Según relata la revista TODO TRENES en su N° 28 de febrero de 2004, "Dentro de los plazos establecidos y como lo estipulaba la Ley, el Gobierno Nacional aprobó por decreto el 24 de marzo de 1905, la transferencia de la concesión a favor de la Compañía General de Ferrocarriles en la Provincia de Buenos Aires, sociedad anónima constituida en París con capitales franco-belgas aportados por la Banque de L'Union Parisenne, La Banque de París et des Pays Bas y la Societe Generale de Belgique, con un capital inicial de 50 millones de francos.

El directorio de la Compañía se constituyó en París y fue presidido por Luciano Villars, quien no era menos que el presidente del directorio del primero de los bancos enumerados. En cuanto al directorio local, con sede en Bs. As., quedó a cargo de Rómulo Otamendi y el belga Casimiro Bruyn, quienes actuaron como intermediarios de los banqueros franceses"


En mayo y junio de 1906 comenzaron las obras del "Compañía" y en septiembre de ese año, comenzó la construcción del ramal que llegaba a Navarro.

El ferrocarril directo Navarro-Buenos Aires ya era una realidad, y a partir del 8 de abril de 1908, con la llegada del primer tren de la Compañía General Buenos Aires a la Estación Navarro, nuestros compueblanos tuvieron una alternativa más para viajar a la Capital Federal sin el obligado trasbordo que el F. C. Sud imponía en Empalme Lobos, así también las cargas de mercaderías, cereales y frutos del país aumentarían el desuso de los carros y chatas que hasta entonces las transportaban desde y hasta la campaña interior navarrense.

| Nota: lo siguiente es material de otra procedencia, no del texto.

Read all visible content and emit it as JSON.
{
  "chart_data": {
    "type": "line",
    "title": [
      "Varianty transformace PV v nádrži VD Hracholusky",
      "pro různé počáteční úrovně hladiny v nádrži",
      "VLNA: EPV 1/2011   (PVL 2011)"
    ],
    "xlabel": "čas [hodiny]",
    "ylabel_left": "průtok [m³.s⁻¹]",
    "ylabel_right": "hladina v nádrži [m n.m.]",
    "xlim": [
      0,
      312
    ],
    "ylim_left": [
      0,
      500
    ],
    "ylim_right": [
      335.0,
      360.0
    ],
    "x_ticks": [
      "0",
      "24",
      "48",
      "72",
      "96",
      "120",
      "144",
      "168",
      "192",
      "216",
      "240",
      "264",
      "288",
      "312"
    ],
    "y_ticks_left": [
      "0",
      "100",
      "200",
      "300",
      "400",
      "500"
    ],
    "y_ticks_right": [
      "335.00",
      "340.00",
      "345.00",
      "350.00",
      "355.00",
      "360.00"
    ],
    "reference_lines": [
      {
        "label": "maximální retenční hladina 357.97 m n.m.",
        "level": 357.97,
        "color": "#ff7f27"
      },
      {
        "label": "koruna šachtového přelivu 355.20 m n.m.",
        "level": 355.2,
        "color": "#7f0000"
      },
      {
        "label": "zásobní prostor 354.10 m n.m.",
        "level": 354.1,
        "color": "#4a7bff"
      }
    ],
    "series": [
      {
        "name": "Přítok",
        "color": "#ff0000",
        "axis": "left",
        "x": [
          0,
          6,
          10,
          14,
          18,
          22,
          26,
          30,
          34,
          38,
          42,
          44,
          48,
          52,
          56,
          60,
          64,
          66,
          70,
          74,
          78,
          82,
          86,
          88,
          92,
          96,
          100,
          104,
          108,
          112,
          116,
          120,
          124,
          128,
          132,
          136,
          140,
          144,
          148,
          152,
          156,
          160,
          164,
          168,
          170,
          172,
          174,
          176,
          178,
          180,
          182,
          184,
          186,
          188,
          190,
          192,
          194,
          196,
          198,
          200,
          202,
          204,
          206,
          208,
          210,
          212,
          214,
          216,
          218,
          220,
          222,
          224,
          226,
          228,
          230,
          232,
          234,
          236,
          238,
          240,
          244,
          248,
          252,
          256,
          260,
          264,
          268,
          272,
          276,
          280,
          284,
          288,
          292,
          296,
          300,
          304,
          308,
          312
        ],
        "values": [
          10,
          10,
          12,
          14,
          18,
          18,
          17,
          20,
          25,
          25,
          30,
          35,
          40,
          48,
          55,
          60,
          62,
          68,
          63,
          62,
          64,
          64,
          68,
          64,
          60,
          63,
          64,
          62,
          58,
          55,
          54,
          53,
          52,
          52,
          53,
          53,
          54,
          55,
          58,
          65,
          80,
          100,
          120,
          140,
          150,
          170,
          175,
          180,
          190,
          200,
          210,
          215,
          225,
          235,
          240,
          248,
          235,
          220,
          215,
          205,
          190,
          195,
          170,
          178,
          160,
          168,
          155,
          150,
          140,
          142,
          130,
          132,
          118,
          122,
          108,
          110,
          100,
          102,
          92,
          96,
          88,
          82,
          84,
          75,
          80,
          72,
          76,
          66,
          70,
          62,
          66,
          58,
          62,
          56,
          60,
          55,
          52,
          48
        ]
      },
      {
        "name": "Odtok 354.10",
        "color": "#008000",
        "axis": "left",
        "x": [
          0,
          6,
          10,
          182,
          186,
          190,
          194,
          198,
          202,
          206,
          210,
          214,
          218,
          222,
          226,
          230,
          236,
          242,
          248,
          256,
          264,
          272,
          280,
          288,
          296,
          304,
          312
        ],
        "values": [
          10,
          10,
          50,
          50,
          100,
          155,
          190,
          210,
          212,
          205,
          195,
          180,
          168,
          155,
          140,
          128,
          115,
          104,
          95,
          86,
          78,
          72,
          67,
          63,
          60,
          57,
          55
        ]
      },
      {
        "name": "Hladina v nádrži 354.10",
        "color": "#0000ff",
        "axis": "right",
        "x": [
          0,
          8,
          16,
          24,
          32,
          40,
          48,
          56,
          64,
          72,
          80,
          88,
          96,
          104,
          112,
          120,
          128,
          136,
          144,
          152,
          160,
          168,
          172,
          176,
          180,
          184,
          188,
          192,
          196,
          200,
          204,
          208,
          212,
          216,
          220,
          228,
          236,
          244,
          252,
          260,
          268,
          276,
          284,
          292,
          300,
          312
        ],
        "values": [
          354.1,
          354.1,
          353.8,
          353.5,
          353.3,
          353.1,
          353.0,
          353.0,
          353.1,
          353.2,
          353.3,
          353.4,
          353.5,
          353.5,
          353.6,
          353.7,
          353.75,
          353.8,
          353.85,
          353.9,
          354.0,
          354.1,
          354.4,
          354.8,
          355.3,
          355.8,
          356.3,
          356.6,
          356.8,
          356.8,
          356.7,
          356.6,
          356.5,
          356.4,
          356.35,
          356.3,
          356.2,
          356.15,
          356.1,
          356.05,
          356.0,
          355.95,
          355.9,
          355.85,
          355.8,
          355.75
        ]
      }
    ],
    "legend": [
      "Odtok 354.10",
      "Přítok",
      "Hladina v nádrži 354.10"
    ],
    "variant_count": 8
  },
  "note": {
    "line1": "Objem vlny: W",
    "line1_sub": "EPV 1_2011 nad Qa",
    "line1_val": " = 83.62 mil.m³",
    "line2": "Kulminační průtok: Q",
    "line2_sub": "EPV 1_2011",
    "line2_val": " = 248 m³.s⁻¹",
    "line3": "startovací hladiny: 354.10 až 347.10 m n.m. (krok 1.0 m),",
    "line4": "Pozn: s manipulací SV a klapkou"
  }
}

"Con el tren, llega el progreso" decían, y muy cierto era. Un nuevo abanico productivo y comercial surgía con las vías "del trocha angosta", y un nuevo polo de crecimiento se impondría al sector urbano más alejado del centro de Navarro, al construir en su vértice norte la moderna y amplia estación ferroviaria.

Del libro “Andate hasta el Almacén” de Raúl O. Lambert – año 2004- (236 páginas).